I’m really not sure what is happening here other than I’m coming into this race pretty significantly undertrained and overtired. But who knows, given the way things are going, it could be hellish, but it also has the potential to be FANTASTIC.
…and six weeks later I am finally beginning to emerge from the newborn fog. Not that this was anything like last time. I honestly feel like I can’t compare the two. Not having a.) a baby that is underweight, b.) to breastfeed, and c.) to recover from childbirth have all been game-changers. Major, major game changers. But then again, in addition to the newborn, we also have this:
Either way, new experience.
But a few things haven’t changed. Like..lack of sleep. Realizing at 4pm that you’re still in the same puke-covered shirt you meant to change at a 8am. And my sudden, unprovoked, inexplicable desire, as I sit on the couch in said shirt, to sign up for a marathon.

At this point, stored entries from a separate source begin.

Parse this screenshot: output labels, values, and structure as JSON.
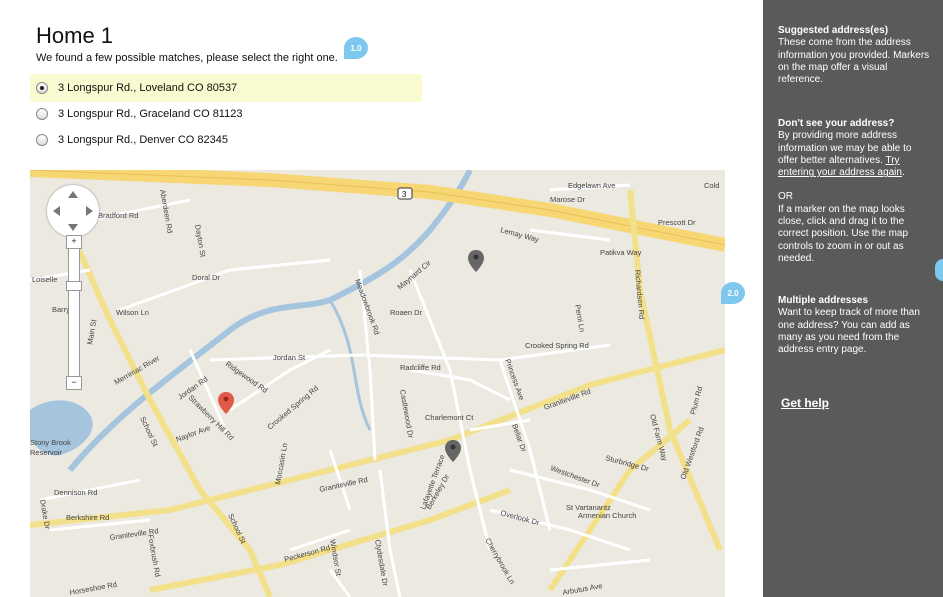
{
  "title": "Home 1",
  "subtitle": "We found a few possible matches, please select the right one.",
  "annotations": {
    "a1": "1.0",
    "a2": "2.0"
  },
  "options": [
    {
      "label": "3 Longspur Rd., Loveland CO 80537",
      "selected": true
    },
    {
      "label": "3 Longspur Rd., Graceland CO 81123",
      "selected": false
    },
    {
      "label": "3 Longspur Rd., Denver CO 82345",
      "selected": false
    }
  ],
  "map": {
    "streets": [
      "Edgelawn Ave",
      "Marose Dr",
      "Bradford Rd",
      "Aberdeen Rd",
      "Dayton St",
      "Lemay Way",
      "Prescott Dr",
      "Patikva Way",
      "Loiselle",
      "Doral Dr",
      "Meadowbrook Rd",
      "Maynard Cir",
      "Barry Dr",
      "Wilson Ln",
      "Roaen Dr",
      "Richardson Rd",
      "Perni Ln",
      "Merrimac River",
      "Crooked Spring Rd",
      "Jordan St",
      "Radcliffe Rd",
      "Main St",
      "Ridgewood Rd",
      "Jordan Rd",
      "Strawberry Hill Rd",
      "Princess Ave",
      "Graniteville Rd",
      "School St",
      "Naylor Ave",
      "Castlewood Dr",
      "Charlemont Ct",
      "Beliar Dr",
      "Old Farm Way",
      "Plum Rd",
      "Old Westford Rd",
      "Moccasin Ln",
      "Westchester Dr",
      "Sturbridge Dr",
      "Stony Brook Reservoir",
      "Dennison Rd",
      "Lafayette Terrace",
      "Berkeley Dr",
      "St Vartanantz Armenian Church",
      "Drake Dr",
      "Berkshire Rd",
      "Overlook Dr",
      "Cherrybrook Ln",
      "Foxbrush Rd",
      "Peckerson Rd",
      "Windsor St",
      "Clydesdale Dr",
      "Arbutus Ave",
      "Horseshoe Rd",
      "Cold",
      "Graniteville Rd"
    ],
    "route": "3"
  },
  "sidebar": {
    "h1": "Suggested address(es)",
    "p1": "These come from the address information you provided. Markers on the map offer a visual reference.",
    "h2": "Don't see your address?",
    "p2": "By providing more address information we may be able to offer better alternatives.",
    "link": "Try entering your address again",
    "or": "OR",
    "p3": "If a marker on the map looks close, click and drag it to the correct position. Use the map controls to zoom in or out as needed.",
    "h3": "Multiple addresses",
    "p4": "Want to keep track of more than one address? You can add as many as you need from the address entry page.",
    "help": "Get help"
  },
  "colors": {
    "selected_row": "#fafad0",
    "sidebar": "#5a5a5a",
    "annotation": "#7ec8ef",
    "highway": "#f7d774",
    "river": "#9fc1dc"
  }
}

Notice how I didn’t say RUN another marathon. Because I clearly don’t think about what actually running 26 miles will feel like at any point during this process.
Some fun facts about the Catalina Island Marathon:
It’s on Catalina Island (yes!)
It’s almost entirely on trails (yes!)
It has over 4,000 feet gain in elevation (…yes?)
Some other fun facts about the Catalina Marathon:
My sister will be running it with me!
I used to work there
Back in the day when I was when I was young, tan, used disposable cameras, and had no idea that a breast pump was an actual thing, my sister and I worked together as counselors at a camp on the island. Life basically looked like this:
…plus skin diving and teaching kids about shovelnose guitarfish. Which is a real animal.
Obviously it was awesome.
Now, over a decade later, we are dragging our old, busted selves back in an attempt to re-live those magical, youthful, carefree moments by running this:
The best laid plans of mice and men…
We tried to recruit some old friends to run with us, but no one bit (weird).
But for reals, I am very excited about this. I considered downgrading to the half when no one else would join, but in the end decided if I’m ever going to run another marathon it was going to be this one. Yes, it will be hilly. And hard. But it will be beautiful, and challenging, and full of memories, and I’ll be running in a place I love with my favorite running partner. What more could you ask for.
This is going to be the most boring race report ever.
Two weeks ago I drove up to Sunnyvale for the Del Valle 10K. I left crazypants with Mimi and Grandpa, and stayed with some old friends who were fantastic hosts/fellow racers/support crew. We got up around 5 the following morning and made the drive out to Livermore. The water was a really nice 71 degrees, the sun was out…pretty ideal.
My strategy was to go out really, really easy and hang on. Because I was terrified of not finishing.
The course was 4 x 2,500m loop around a lake.
So I went out easy. Like, suuuuuuper easy. For the first 7.5K. That is a very long time to swim easy. Fortunately I had this song to keep me company:
The. whole. time.
Lap 1: 39+ min
Lap 2: 42+ min
Lap 3: 41+min
Lap 4: 41+min
With about a 30 second break between loops 2 + 3, and 3 + 4 (I just swam by the aid station after the first lap, didn’t need a break).
Total time: 2:44:xx
Strategy made for a boring race, but it worked! I broke 3 hours, didn’t faceplant running up the ramp (which I was nervous about), and came out honestly feeling fine. I thought I could have gone further (though in retrospect, I felt like I picked it up at the end, when in reality it looks like I just held steady).
Aside from a foot/leg cramp towards the end of lap 3 that I thought was going to be the end of my race, but somehow miraculously disappeared, there was little to no excitement. I spent a lot of lap 2 worrying about a turtle biting me.
time for beer
I finished not sore, surprisingly not too exhausted, and feeling like I need to do another 10K to see if I can actually race it. …then proceeded to not swim for what is now going on 2 weeks and promptly got out of shape.